Capt. Henry Wirz Memorial Service met with much fanfare
Published 8:57 am Tuesday, November 22, 2022
The 47th annual Capt. Henry Wirz Memorial Service was held in the town of Andersonville recently. The Service is held annually and sponsored by the Alexander H. Stephens Sons of Confederate Veterans Camp in Americus. The public is always invited to attend, and there were attendees from several states and throughout Georgia this year.
The First Capt. Wirz Memorial Service was held in Andersonville in 1976 and was organized by Arthur Park of Orlando whose father served under Capt. Wirz at Andersonville Prison.
Guest speaker for the Service this year was Attorney Martin O’Toole from Marietta. He mentioned how a delegation of Union prisoners from Andersonville were given a pass to visit President Lincoln to request a prisoner exchange, but Lincoln refused to see them.
Mr. O’Toole discussed the Wirz Trial and mentioned that Capt. Wirz was the Commandant at Andersonville Prison for the last 14 months of the War Between the States. When the War ended, he was paroled but then was arrested and taken to Washington, D. C. for a Trial before a Military Tribunal. A number of Northern witnesses testified with great certainty that Henry Wirz had personally executed prisoners. However, of the 13 Prisoners Wirz was found guilty of murdering, NO NAME was ever given for them.
A number of Defense witnesses were not permitted to testify. Capt. Wirz was also found guilty of conspiracy, but there was no evidence brought forward in the Trial that there was a conspiracy. Many historians have said his Trial was one of the most unfair trials ever held in the United States.
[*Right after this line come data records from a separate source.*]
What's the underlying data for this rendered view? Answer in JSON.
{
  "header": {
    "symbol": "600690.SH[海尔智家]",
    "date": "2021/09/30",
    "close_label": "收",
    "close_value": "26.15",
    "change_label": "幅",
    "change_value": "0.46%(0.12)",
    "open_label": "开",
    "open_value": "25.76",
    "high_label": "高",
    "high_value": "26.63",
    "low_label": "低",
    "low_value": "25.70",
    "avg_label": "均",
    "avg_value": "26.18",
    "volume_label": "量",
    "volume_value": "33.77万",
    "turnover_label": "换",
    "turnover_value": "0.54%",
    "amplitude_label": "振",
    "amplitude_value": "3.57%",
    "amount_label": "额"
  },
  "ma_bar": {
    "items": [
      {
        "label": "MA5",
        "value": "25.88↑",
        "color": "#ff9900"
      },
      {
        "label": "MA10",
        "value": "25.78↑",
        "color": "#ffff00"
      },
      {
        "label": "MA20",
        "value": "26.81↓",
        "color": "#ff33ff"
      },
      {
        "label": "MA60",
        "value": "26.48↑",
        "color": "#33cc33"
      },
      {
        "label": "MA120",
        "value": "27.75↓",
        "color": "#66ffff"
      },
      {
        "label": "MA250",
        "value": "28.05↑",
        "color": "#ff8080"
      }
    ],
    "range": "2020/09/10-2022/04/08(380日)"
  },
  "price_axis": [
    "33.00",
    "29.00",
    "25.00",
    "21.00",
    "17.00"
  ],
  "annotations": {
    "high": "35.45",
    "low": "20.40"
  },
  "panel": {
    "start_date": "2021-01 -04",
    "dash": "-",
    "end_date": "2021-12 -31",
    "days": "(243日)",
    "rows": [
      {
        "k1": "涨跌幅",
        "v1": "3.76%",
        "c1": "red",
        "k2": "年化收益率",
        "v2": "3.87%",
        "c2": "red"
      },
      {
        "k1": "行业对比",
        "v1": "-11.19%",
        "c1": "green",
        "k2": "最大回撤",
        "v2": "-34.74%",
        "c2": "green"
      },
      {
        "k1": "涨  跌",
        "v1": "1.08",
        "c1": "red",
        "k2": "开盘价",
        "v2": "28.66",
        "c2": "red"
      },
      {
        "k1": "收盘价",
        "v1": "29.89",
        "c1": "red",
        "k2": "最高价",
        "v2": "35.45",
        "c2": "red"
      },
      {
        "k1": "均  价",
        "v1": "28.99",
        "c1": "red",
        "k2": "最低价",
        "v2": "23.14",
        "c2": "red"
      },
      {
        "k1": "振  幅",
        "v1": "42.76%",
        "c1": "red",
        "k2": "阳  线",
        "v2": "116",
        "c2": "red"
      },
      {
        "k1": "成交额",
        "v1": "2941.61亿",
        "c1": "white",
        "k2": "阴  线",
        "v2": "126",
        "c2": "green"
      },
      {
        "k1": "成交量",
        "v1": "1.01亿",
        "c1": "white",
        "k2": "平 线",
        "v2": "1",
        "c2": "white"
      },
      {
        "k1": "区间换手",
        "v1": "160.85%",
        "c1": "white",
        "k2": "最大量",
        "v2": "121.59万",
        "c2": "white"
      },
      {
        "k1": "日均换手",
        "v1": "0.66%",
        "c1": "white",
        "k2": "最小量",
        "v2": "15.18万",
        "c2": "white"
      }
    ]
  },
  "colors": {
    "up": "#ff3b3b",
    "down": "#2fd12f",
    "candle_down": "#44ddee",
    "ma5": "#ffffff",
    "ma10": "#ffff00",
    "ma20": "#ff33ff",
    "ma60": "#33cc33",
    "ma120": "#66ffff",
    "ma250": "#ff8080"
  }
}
Capt. Wirz was hung on November 10, 1865. His executioners placed the noose around his neck so that when the trap door was sprung, his neck was not broken. He dangled at the end of the rope for 20 minutes and strangled to death. The Union troops present chanted “Andersonville,
Andersonville” while he was hanging.
The Northerners cut off Capt. Wirz head and neck and right arm and exhibited the bones around the country. It took his attorney, Louis Schade, four years to get some of the bones back for a burial at Mount Olivet Cemetery in Washington. To this day in 2022, there are still some of his bones on public exhibit at a museum in Maryland.
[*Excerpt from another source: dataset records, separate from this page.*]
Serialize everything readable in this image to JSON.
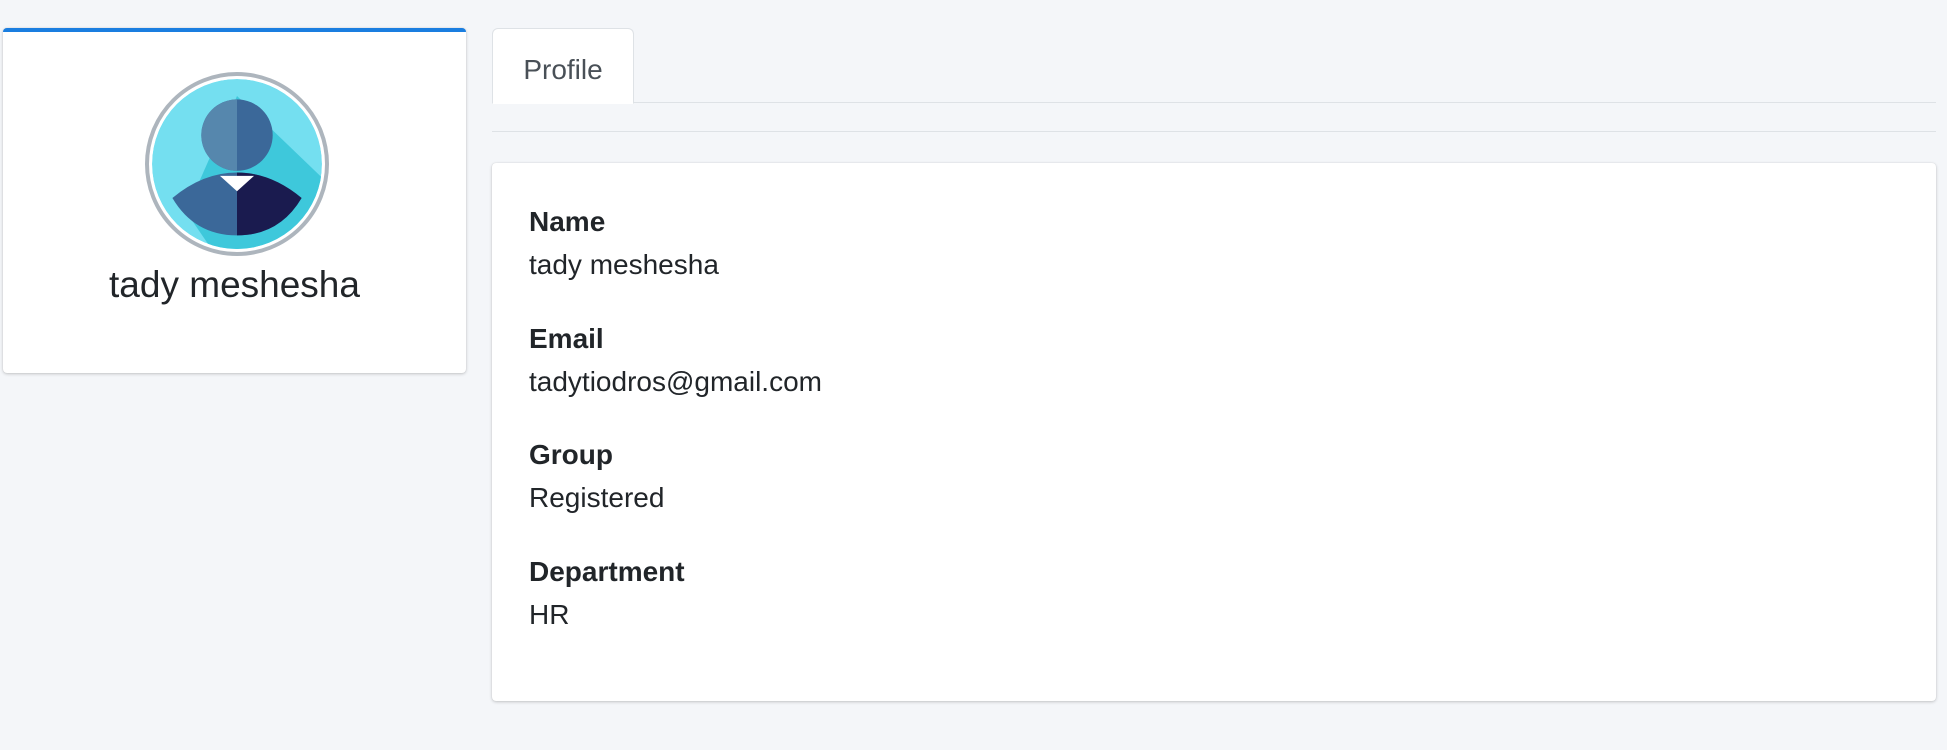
{
  "user": {
    "display_name": "tady meshesha"
  },
  "tabs": [
    {
      "label": "Profile"
    }
  ],
  "fields": [
    {
      "label": "Name",
      "value": "tady meshesha"
    },
    {
      "label": "Email",
      "value": "tadytiodros@gmail.com"
    },
    {
      "label": "Group",
      "value": "Registered"
    },
    {
      "label": "Department",
      "value": "HR"
    }
  ],
  "colors": {
    "accent": "#1a7ee0",
    "page_background": "#f4f6f9",
    "avatar_background": "#74dff0",
    "avatar_suit": "#3b6899",
    "avatar_dark": "#1a1b4f"
  },
  "icons": {
    "avatar": "user-avatar-icon"
  }
}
SCV Camp Commander George Larsen welcomed the large crowd to the Memorial Service and lead the group in the pledges of allegiance to the U. S. and Georgia flags and the salute to the Confederate flag. Rev. Mark Carter had the invocation. James Gaston recognized many of the special guests.
Greetings were brought by dignitaries from the Order of Confederate Rose, the United Daughters of the Confederacy, Sons of Confederate Veterans, Military Order of the Stars and Bars, Mr. Max Hurlimann for Col. Heinrich Wirz of Switzerland (who is the great grand nephew), and Mr. William Freeman (descendant of Mr. Arthur Park.
After singing Dixie, the attendees proceeded to the Capt. Wirz Monument where Anderson Battery of SCV Camp 1399 had a cannon salute. This was followed by a rifle salute by the Stewart/Webster SCV and A. H. Stephens Camp Honor Guards to end the Memorial Service.